I don't know if it's possible but it seems fairly logical to me, unforunately I can't find anything about it on Google. Hopefully someone here has more knowledge then me in that area.


----------



## g/re/p (Nov 10, 2006)

You need one of _these_:

http://www.elgato.com/index.php?file=products_eyetvhybridna


----------



## lucidmcmillan (Nov 10, 2006)

EyeTVs are great, the ability to use your mac as a HD recorder is so useful.


----------



## Trip (Nov 10, 2006)

Wow, pricy.


----------



## lucidmcmillan (Nov 10, 2006)

They do quite a few different ones.

I'd say that they're your best bet to get TV on your mac and they integrate wonderfully with an online TV schedule, meaning that you can easily set it up to record programs.


----------



## Satcomer (Nov 10, 2006)

Also there is a new technology out (a new Mac beta) from Slingbox. It looks like a very interesting technology.


----------



## Thank The Cheese (Nov 15, 2006)

lucidmcmillan said:


> EyeTVs are great, the ability to use your mac as a HD recorder is so useful.

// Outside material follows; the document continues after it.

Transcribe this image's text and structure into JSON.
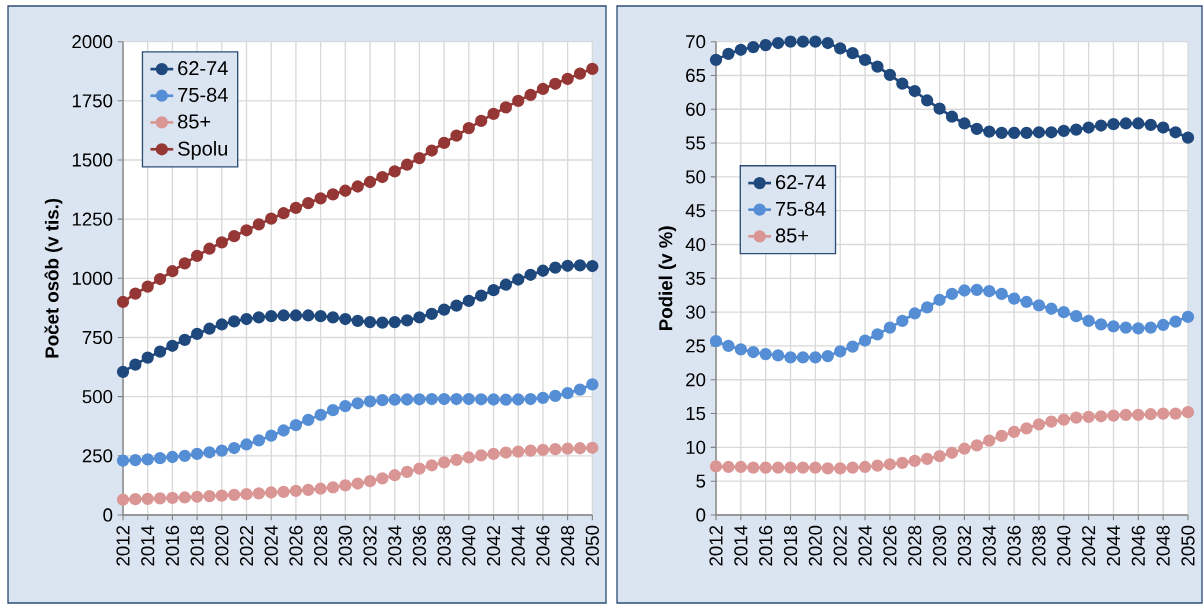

HDTV is only with the EyeTV 500 though (speaking of which -- where in the world can I buy the EyeTV 500? Been waiting for it to come to an australian store for months now)

I've been using an EyeTV 200 for around 2 years now on my iMac. It works great. I bought an EyeTV hybrid a couple of months ago, but returned it. Although it works great, don't believe what it says about the zero latency for game play. Not only was there a latency on my iMac (albeit a small one), but in order to function the software forced me to downscale the video to ~320x240 resolution. It looks terrible at full screen.

However, if you don't plan on hooking up a gaming console to it,you won't be disappointed. THe software is fantastic, and works just as advertised.


----------



## karavite (Dec 4, 2006)

You know, as I read about all the hassles and effort going in to watching TV on a computer, I can't help but think of one of the most innovative computers ever built, that completely flopped, that was built for video. I had two before I gave up and switched to Mac a long time ago. Any guesses?

Yep, the Amiga. If anyone remembers the Amiga was first in video editing (Video Toaster) on a personal computer WAY before PC's or Macs could even handle simply displaying video. Why? Because the Amiga displayed video as standard NTSC - just like TV. If anyone technical can help understand all this, aren't we simply suffering from the complexity of converting video between different display standards? If true, wasn't the Amiga simple and elegant in adopting the standard broadcast display?


----------



## eric2006 (Dec 4, 2006)

karavite said:


> You know, as I read about all the hassles and effort going in to watching TV on a computer, I can't help but think of one of the most innovative computers ever built, that completely flopped, that was built for video.


I was going to say the Macintosh TV.. but that's a bit of a long shot.. 


> I had two *before* I gave up and switched to Mac a long time ago. Any guesses?


right.


----------